In the town, the population was spread out, with 28.4% under the age of 18, 5.7% from 18 to 24, 31.5% from 25 to 44, 24.7% from 45 to 64, and 9.6% who were 65 years of age or older. The median age was 37 years. For every 100 females, there were 106.5 males. For every 100 females age 18 and over, there were 103.7 males.

The median income for a household in the town was $39,932, and the median income for a family was $45,373. Males had a median income of $31,276 versus $23,299 for females.
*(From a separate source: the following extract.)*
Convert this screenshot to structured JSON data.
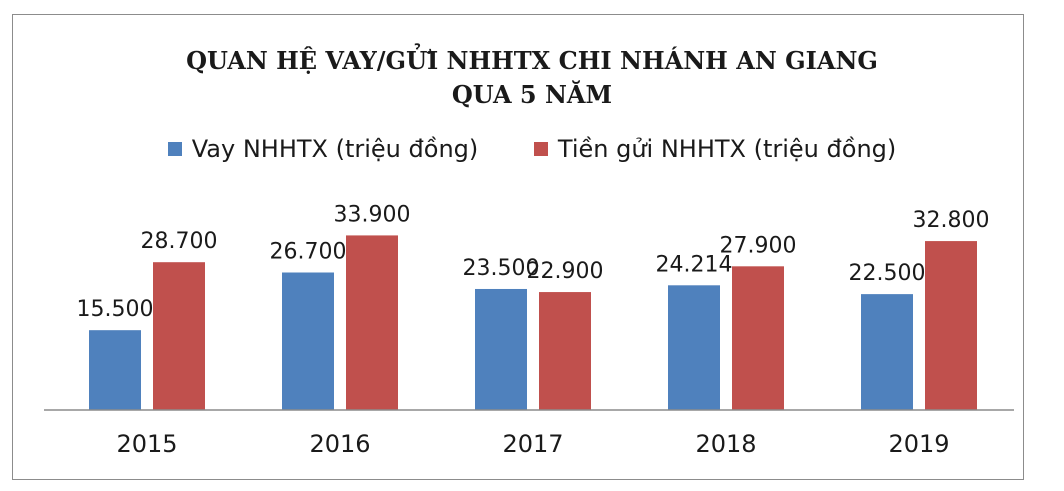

The per capita income for the town was $15,818. About 6.2% of families and 9.5% of the population were below the poverty line, including 10.7% of those under age 18 and 3.6% of those age 65 or over.

Historical population
| Census | Pop. | Note | %± |
| 1820 | 767 |  | — |
| 1830 | 1,193 |  | 55.5% |
| 1840 | 1,476 |  | 23.7% |
| 1850 | 2,495 |  | 69.0% |
| 1860 | 3,413 |  | 36.8% |
| 1870 | 3,437 |  | 0.7% |
| 1880 | 3,124 |  | −9.1% |
| 1890 | 2,691 |  | −13.9% |
| 1900 | 2,259 |  | −16.1% |
| 1910 | 2,023 |  | −10.4% |
| 1920 | 1,789 |  | −11.6% |
| 1930 | 1,405 |  | −21.5% |
| 1940 | 1,538 |  | 9.5% |
| 1950 | 1,947 |  | 26.6% |
| 1960 | 2,730 |  | 40.2% |
| 1970 | 3,547 |  | 29.9% |
| 1980 | 4,312 |  | 21.6% |
| 1990 | 4,868 |  | 12.9% |
| 2000 | 5,141 |  | 5.6% |
| 2010 | 4,973 |  | −3.3% |
| 2016 (est.) | 4,856 | Decrease | −2.4% |
U.S. Decennial Census

==Communities and locations in Constantia==
- Bernhards Bay - A hamlet on the shore of Oneida Lake.
- Cleveland - The Village of Cleveland is on the northern shore of Oneida Lake, on Route 49.
- Carroll Corners - A location between Gay Corners and Dutcherville.
- Constantia - The hamlet of Constantia is on the shore of Oneida Lake on Route 49. The community was incorporated as a village in 1837, but abandoned that status in 1923.
- Constantia Center - A hamlet northwest of Cleveland.
- Doris Park - A hamlet on the shore of Oneida Lake, southwest of Constantia village.
- Dutcherville - A hamlet north of Nicholsville.
- Gayville - A hamlet north of Constantia village.
- Halls Corners - A location east of North Constantia by the northern town line.
- Nicholsville - A hamlet northeast of Constantia village.
- North Constantia - A hamlet north of Gayville.
- Panther Lake - A hamlet and resort north of Bernhards Bay.
- Panther Lake - A lake located by the hamlet of Panther Lake.